Nipah virus: Health wing strained to provide facilities in hospitals
Doctors at Kozhikode Medical College work non-stop due to staff crunch; Monsoon may make things worse.
Thiruvananthapuram: Coming as it is ahead of monsoon, Nipah virus has put huge pressure on the health authorities to put in place elaborate facilities in medical college hospitals and institutions under the health service department.
The doctors at the Kozhikode medical college who are managing the patients in isolation wards are discharging duties continuously for hours together. It is under these circumstances that health experts have demanded deployment of more doctors to ensure that there are enough people to relieve those on duty.
The Nipah virus has affected the state at a time when medical college hospitals are facing severe shortage of doctors. Most medical colleges are functioning with the strength sanctioned in 1965. Barring few additions here and there, there has not been much change in the staff strength over the past 58 years.
There have been demands for sanctioning more posts at the level of assistant and associate professors. Besides hitting the patient and outpatient wings, the shortage of doctors had also adversely affected the expansion programme connected with organ transplant projects in government medical sector.
Health experts say with the monsoon expected to hit the Kerala coast on May 29, the state is likely to witness a spurt in the cases of communicable disease including vector borne and water borne disease.

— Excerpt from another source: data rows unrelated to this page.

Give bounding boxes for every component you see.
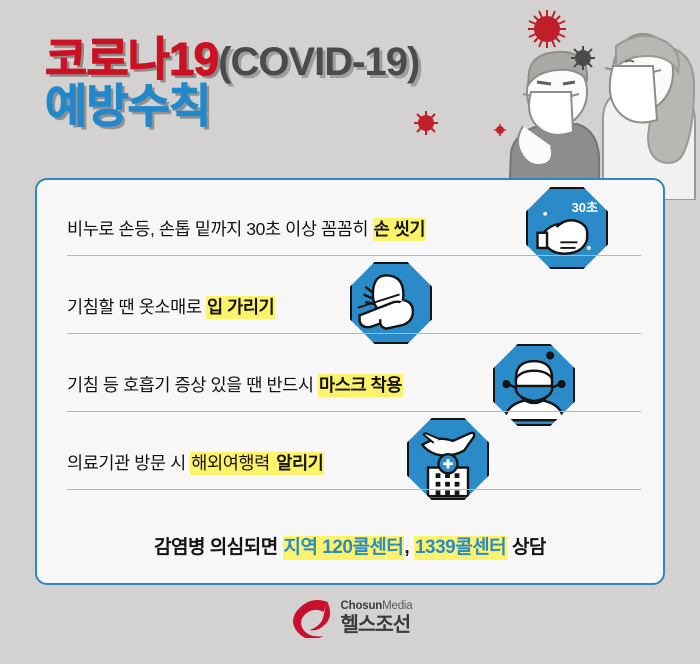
wear-mask-icon — [493, 344, 575, 426]
logo-brand-korean: 헬스조선 — [341, 615, 413, 635]
virus-small-dark-icon — [570, 45, 596, 71]
call-center-note: 감염병 의심되면 지역 120콜센터, 1339콜센터 상담 — [37, 532, 663, 559]
title-english: (COVID-19) — [218, 40, 419, 84]
rule-lead-text: 의료기관 방문 시 — [67, 453, 190, 473]
cough-sleeve-glyph — [352, 264, 430, 342]
cough-into-sleeve-icon — [350, 262, 432, 344]
call-center-1339: 1339콜센터 — [414, 536, 507, 560]
call-center-local-120: 지역 120콜센터 — [283, 536, 405, 560]
logo-brand-bold: Chosun — [341, 600, 383, 612]
rule-highlight-text: 입 가리기 — [206, 296, 275, 319]
hand-washing-duration-badge: 30초 — [572, 197, 598, 216]
rule-divider — [67, 489, 641, 490]
rule-row-wear-mask: 기침 등 호흡기 증상 있을 땐 반드시 마스크 착용 — [37, 346, 663, 426]
wear-mask-glyph — [495, 346, 573, 424]
title-line-2: 예방수칙 — [45, 83, 419, 130]
hand-washing-icon: 30초 — [526, 187, 608, 269]
rule-divider — [67, 255, 641, 256]
call-center-separator: , — [404, 537, 409, 558]
rule-text-hand-washing: 비누로 손등, 손톱 밑까지 30초 이상 꼼꼼히 손 씻기 — [67, 216, 426, 241]
masked-people-svg — [485, 0, 700, 200]
prevention-rules-panel: 비누로 손등, 손톱 밑까지 30초 이상 꼼꼼히 손 씻기 30초 기침할 땐… — [35, 178, 665, 585]
title-subtitle: 예방수칙 — [45, 80, 210, 132]
rule-row-hand-washing: 비누로 손등, 손톱 밑까지 30초 이상 꼼꼼히 손 씻기 30초 — [37, 190, 663, 270]
rule-row-travel-history: 의료기관 방문 시 해외여행력 알리기 — [37, 424, 663, 504]
virus-large-red-icon — [526, 8, 568, 50]
rule-highlight-text: 마스크 착용 — [318, 374, 403, 397]
chosun-c-glyph — [288, 598, 332, 638]
rule-row-cough-sleeve: 기침할 땐 옷소매로 입 가리기 — [37, 268, 663, 348]
rule-highlight-text: 알리기 — [275, 452, 324, 475]
masked-woman — [603, 34, 695, 200]
poster-canvas: 코로나19(COVID-19) 예방수칙 비누로 손등, 손톱 밑까지 30초 … — [0, 0, 700, 664]
title-line-1: 코로나19(COVID-19) — [45, 36, 419, 83]
logo-brand-line: ChosunMedia — [341, 601, 413, 613]
title-korean: 코로나19 — [45, 33, 218, 85]
rule-text-cough-sleeve: 기침할 땐 옷소매로 입 가리기 — [67, 294, 275, 319]
poster-title: 코로나19(COVID-19) 예방수칙 — [45, 36, 419, 130]
people-illustration — [485, 0, 700, 200]
rule-lead-text: 비누로 손등, 손톱 밑까지 30초 이상 꼼꼼히 — [67, 219, 373, 239]
call-center-lead: 감염병 의심되면 — [154, 537, 282, 558]
rule-highlight-text: 손 씻기 — [373, 218, 427, 241]
hospital-travel-history-icon — [407, 418, 489, 500]
chosun-media-logo: ChosunMedia 헬스조선 — [0, 598, 700, 650]
chosun-c-mark-icon — [288, 598, 332, 638]
hospital-airplane-glyph — [409, 420, 487, 498]
rule-lead-text: 기침 등 호흡기 증상 있을 땐 반드시 — [67, 375, 318, 395]
rule-divider — [67, 333, 641, 334]
logo-brand-light: Media — [382, 600, 412, 612]
rule-text-wear-mask: 기침 등 호흡기 증상 있을 땐 반드시 마스크 착용 — [67, 372, 403, 397]
call-center-tail: 상담 — [507, 537, 546, 558]
rule-text-travel-history: 의료기관 방문 시 해외여행력 알리기 — [67, 450, 324, 475]
virus-tiny-red-icon — [493, 123, 507, 137]
rule-lead-text: 기침할 땐 옷소매로 — [67, 297, 206, 317]
rule-highlight-plain: 해외여행력 — [190, 452, 275, 475]
rule-divider — [67, 411, 641, 412]
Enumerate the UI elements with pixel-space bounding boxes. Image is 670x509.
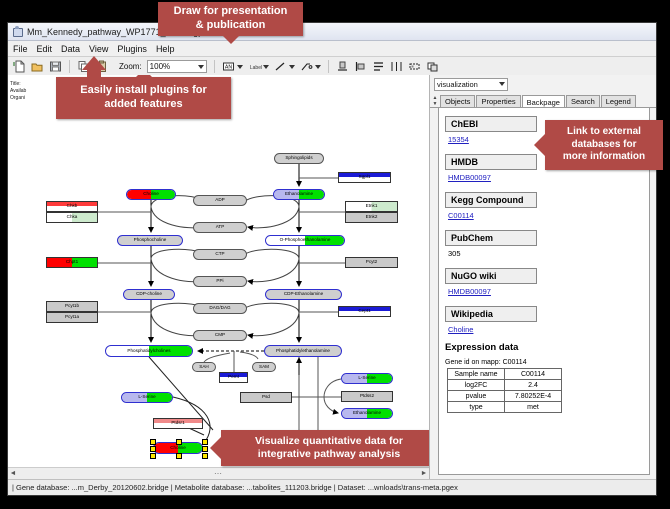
side-panel-tabs[interactable]: Objects Properties Backpage Search Legen… (430, 93, 656, 108)
pathway-node-sam[interactable]: SAM (252, 362, 276, 372)
pathway-node-etnk1[interactable]: Etnk1 (345, 201, 398, 212)
zoom-value: 100% (150, 62, 170, 71)
node-label: SAH (199, 365, 208, 370)
save-icon[interactable] (49, 60, 62, 73)
node-label: Phosphatidylethanolamine (276, 349, 330, 354)
callout-plugins-pointer-stem (87, 68, 101, 78)
tab-properties[interactable]: Properties (476, 95, 520, 107)
pathway-node-phosphocholine[interactable]: Phosphocholine (117, 235, 183, 246)
align-left-icon[interactable] (354, 60, 367, 73)
db-link-kegg[interactable]: C00114 (448, 211, 649, 220)
open-folder-icon[interactable] (31, 60, 44, 73)
callout-visualize-line1: Visualize quantitative data for (255, 435, 403, 448)
zoom-combo[interactable]: 100% (147, 60, 207, 73)
pathway-node-phosphatidylcholines[interactable]: Phosphatidylcholines (105, 345, 193, 357)
tab-search[interactable]: Search (566, 95, 600, 107)
pathway-node-atp[interactable]: ATP (193, 222, 247, 233)
datanode-tool[interactable]: AN (222, 60, 243, 73)
pathway-node-pcyt1b[interactable]: Pcyt1b (46, 301, 98, 312)
chevron-down-icon[interactable] (315, 65, 321, 69)
toolbar-separator-1 (69, 60, 70, 73)
callout-links-line2: databases for (563, 139, 645, 152)
pathway-node-psd[interactable]: Psd (240, 392, 292, 403)
cell-label: pvalue (448, 391, 505, 402)
node-label: Chka (67, 215, 78, 220)
node-label: Chpt1 (66, 260, 78, 265)
new-file-icon[interactable] (13, 60, 26, 73)
info-title-label: Title: (10, 81, 21, 87)
pathway-node-ethanolamine-top[interactable]: Ethanolamine (273, 189, 325, 200)
pathway-canvas[interactable]: Title: Availab Organi (8, 75, 429, 465)
svg-text:Label: Label (250, 65, 262, 71)
pathway-connectors (8, 75, 429, 465)
node-label: DAG/DAG (209, 306, 230, 311)
pathway-node-chka[interactable]: Chka (46, 212, 98, 223)
db-link-hmdb[interactable]: HMDB00097 (448, 173, 649, 182)
callout-links: Link to external databases for more info… (545, 120, 663, 170)
menu-help[interactable]: Help (156, 44, 175, 54)
pathway-node-cept1[interactable]: Cept1 (338, 306, 391, 317)
pathway-node-cdp-ethanolamine[interactable]: CDP-Ethanolamine (265, 289, 342, 300)
pathway-node-o-phosphoethanolamine[interactable]: O-Phosphoethanolamine (265, 235, 345, 246)
visualization-select-value: visualization (437, 80, 478, 89)
callout-visualize: Visualize quantitative data for integrat… (221, 430, 430, 466)
canvas-horizontal-scrollbar[interactable]: ◄ ⋯ ► (8, 467, 429, 479)
node-label: Choline (170, 446, 186, 451)
db-link-wikipedia[interactable]: Choline (448, 325, 649, 334)
gene-id-line: Gene id on mapp: C00114 (445, 359, 649, 366)
pathway-node-cdp-choline[interactable]: CDP-choline (123, 289, 175, 300)
statusbar-text: | Gene database: ...m_Derby_20120602.bri… (12, 483, 458, 492)
node-label: Ptdsr1 (171, 421, 184, 426)
expression-data-table: Sample name C00114 log2FC 2.4 pvalue 7.8… (447, 368, 562, 413)
pathway-node-l-serine-right[interactable]: L-Serine (341, 373, 393, 384)
pathway-node-pcyt2[interactable]: Pcyt2 (345, 257, 398, 268)
node-label: Psd (262, 395, 270, 400)
anchor-icon[interactable] (300, 60, 313, 73)
svg-text:AN: AN (225, 65, 232, 71)
menu-data[interactable]: Data (61, 44, 80, 54)
chevron-down-icon[interactable] (237, 65, 243, 69)
selection-handle-7[interactable] (202, 453, 208, 459)
node-label: ATP (216, 225, 225, 230)
scroll-left-icon[interactable]: ◄ (8, 469, 18, 479)
info-organism-label: Organi (10, 95, 25, 101)
pathway-node-chpt1[interactable]: Chpt1 (46, 257, 98, 268)
visualization-select[interactable]: visualization (434, 78, 508, 91)
chevron-down-icon (499, 82, 505, 86)
db-heading-pubchem: PubChem (445, 230, 537, 246)
pathway-node-dagdag[interactable]: DAG/DAG (193, 303, 247, 314)
callout-arrow-left-icon (534, 134, 545, 156)
menu-plugins[interactable]: Plugins (117, 44, 147, 54)
cell-value: met (505, 402, 562, 413)
menu-file[interactable]: File (13, 44, 28, 54)
node-label: L-Serine (138, 395, 155, 400)
window-titlebar: Mm_Kennedy_pathway_WP1771_45176.gpml (8, 23, 656, 41)
visualization-row: visualization (430, 75, 656, 93)
chevron-down-icon[interactable] (289, 65, 295, 69)
pathway-node-chkb[interactable]: Chkb (46, 201, 98, 212)
node-label: Choline (143, 192, 159, 197)
node-label: CTP (215, 252, 224, 257)
info-available-label: Availab (10, 88, 26, 94)
scroll-right-icon[interactable]: ► (419, 469, 429, 479)
pathway-node-sgpl1[interactable]: Sgpl1 (338, 172, 391, 183)
callout-draw-line1: Draw for presentation (174, 5, 288, 19)
node-label: Cept1 (358, 309, 370, 314)
node-label: Pemt (228, 375, 239, 380)
group-icon[interactable] (408, 60, 421, 73)
label-icon[interactable]: Label (248, 60, 261, 73)
callout-arrow-left-icon (210, 437, 221, 459)
callout-visualize-line2: integrative pathway analysis (255, 448, 403, 461)
node-label: ADP (215, 198, 224, 203)
node-label: Sgpl1 (359, 175, 371, 180)
db-heading-nugo: NuGO wiki (445, 268, 537, 284)
node-label: Chkb (67, 204, 78, 209)
pathway-node-adp[interactable]: ADP (193, 195, 247, 206)
selection-handle-0[interactable] (150, 439, 156, 445)
order-icon[interactable] (426, 60, 439, 73)
menu-edit[interactable]: Edit (37, 44, 53, 54)
selection-handle-5[interactable] (150, 453, 156, 459)
selection-handle-4[interactable] (202, 446, 208, 452)
node-label: SAM (259, 365, 269, 370)
callout-plugins: Easily install plugins for added feature… (56, 77, 231, 119)
node-label: Etnk2 (366, 215, 378, 220)
node-label: Ethanolamine (285, 192, 313, 197)
statusbar: | Gene database: ...m_Derby_20120602.bri… (8, 479, 656, 495)
pathway-node-ptdsr1[interactable]: Ptdsr1 (153, 418, 203, 429)
table-row: pvalue 7.80252E-4 (448, 391, 562, 402)
node-label: Ptdss2 (360, 394, 374, 399)
selection-handle-2[interactable] (202, 439, 208, 445)
pathway-node-pcyt1a[interactable]: Pcyt1a (46, 312, 98, 323)
cell-label: Sample name (448, 369, 505, 380)
toolbar-separator-3 (328, 60, 329, 73)
label-tool[interactable]: Label (248, 60, 269, 73)
toolbar-separator-2 (214, 60, 215, 73)
node-label: Pcyt2 (366, 260, 378, 265)
anchor-tool[interactable] (300, 60, 321, 73)
tab-legend[interactable]: Legend (601, 95, 636, 107)
node-label: CMP (215, 333, 225, 338)
menubar[interactable]: File Edit Data View Plugins Help (8, 41, 656, 57)
align-bottom-icon[interactable] (336, 60, 349, 73)
db-heading-chebi: ChEBI (445, 116, 537, 132)
pathway-node-phosphatidylethanolamine[interactable]: Phosphatidylethanolamine (264, 345, 342, 357)
callout-arrow-down-icon (222, 35, 240, 44)
zoom-label: Zoom: (119, 62, 142, 71)
node-label: Pcyt1b (65, 304, 79, 309)
pathway-canvas-pane[interactable]: Title: Availab Organi (8, 75, 430, 479)
screenshot-root: Mm_Kennedy_pathway_WP1771_45176.gpml Fil… (0, 0, 670, 509)
selection-handle-3[interactable] (150, 446, 156, 452)
callout-plugins-line2: added features (80, 98, 207, 112)
tab-scroll-arrows[interactable]: ▲▼ (432, 95, 438, 107)
db-link-nugo[interactable]: HMDB00097 (448, 287, 649, 296)
db-heading-hmdb: HMDB (445, 154, 537, 170)
datanode-icon[interactable]: AN (222, 60, 235, 73)
node-label: Phosphocholine (134, 238, 167, 243)
tab-objects[interactable]: Objects (440, 95, 475, 107)
chevron-down-icon (198, 65, 204, 69)
pathway-node-ppi[interactable]: PPi (193, 276, 247, 287)
selection-handle-6[interactable] (176, 453, 182, 459)
cell-value: C00114 (505, 369, 562, 380)
callout-draw-line2: & publication (174, 19, 288, 33)
expression-data-title: Expression data (445, 342, 649, 353)
menu-view[interactable]: View (89, 44, 108, 54)
node-label: Ethanolamine (353, 411, 381, 416)
distribute-icon[interactable] (390, 60, 403, 73)
table-row: log2FC 2.4 (448, 380, 562, 391)
pathway-node-ethanolamine-right[interactable]: Ethanolamine (341, 408, 393, 419)
callout-links-line1: Link to external (563, 126, 645, 139)
pathway-node-ptdss2[interactable]: Ptdss2 (341, 391, 393, 402)
pathway-node-l-serine-left[interactable]: L-Serine (121, 392, 173, 403)
table-row: type met (448, 402, 562, 413)
cell-value: 2.4 (505, 380, 562, 391)
scroll-thumb[interactable]: ⋯ (214, 469, 223, 478)
node-label: CDP-choline (136, 292, 162, 297)
pathway-node-choline-top[interactable]: Choline (126, 189, 176, 200)
callout-links-line3: more information (563, 151, 645, 164)
pathway-node-etnk2[interactable]: Etnk2 (345, 212, 398, 223)
selection-handle-1[interactable] (176, 439, 182, 445)
node-label: CDP-Ethanolamine (284, 292, 323, 297)
pathvisio-icon (12, 26, 23, 37)
line-icon[interactable] (274, 60, 287, 73)
table-row: Sample name C00114 (448, 369, 562, 380)
pathway-node-sah[interactable]: SAH (192, 362, 216, 372)
node-label: Pcyt1a (65, 315, 79, 320)
cell-label: log2FC (448, 380, 505, 391)
pathway-node-cmp[interactable]: CMP (193, 330, 247, 341)
db-value-pubchem: 305 (448, 249, 649, 258)
pathvisio-window: Mm_Kennedy_pathway_WP1771_45176.gpml Fil… (7, 22, 657, 496)
node-label: Sphingolipids (285, 156, 312, 161)
stack-icon[interactable] (372, 60, 385, 73)
node-label: O-Phosphoethanolamine (280, 238, 331, 243)
pathway-node-pemt[interactable]: Pemt (219, 372, 248, 383)
cell-label: type (448, 402, 505, 413)
callout-plugins-line1: Easily install plugins for (80, 84, 207, 98)
line-tool[interactable] (274, 60, 295, 73)
pathway-node-ctp[interactable]: CTP (193, 249, 247, 260)
db-heading-wikipedia: Wikipedia (445, 306, 537, 322)
callout-arrow-up-icon (135, 75, 153, 78)
node-label: PPi (216, 279, 223, 284)
pathway-node-sphingolipids[interactable]: Sphingolipids (274, 153, 324, 164)
db-heading-kegg: Kegg Compound (445, 192, 537, 208)
node-label: L-Serine (358, 376, 375, 381)
node-label: Etnk1 (366, 204, 378, 209)
node-label: Phosphatidylcholines (127, 349, 170, 354)
cell-value: 7.80252E-4 (505, 391, 562, 402)
callout-draw: Draw for presentation & publication (158, 2, 303, 36)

Most medical college hospitals are bursting at the seams. Kozhikode Medical College hospital which is currently bearing the burden of Nipah virus, is also understaffed. The gap between the sanctioned and existing strength of doctors is as high as 100 in many medical colleges. Some of these hospitals are working with a staff strength sanctioned 50 years ago. Experts say the government needs to sanction more posts at the level of assistant, assistant professor level at the earliest to meet the patient load.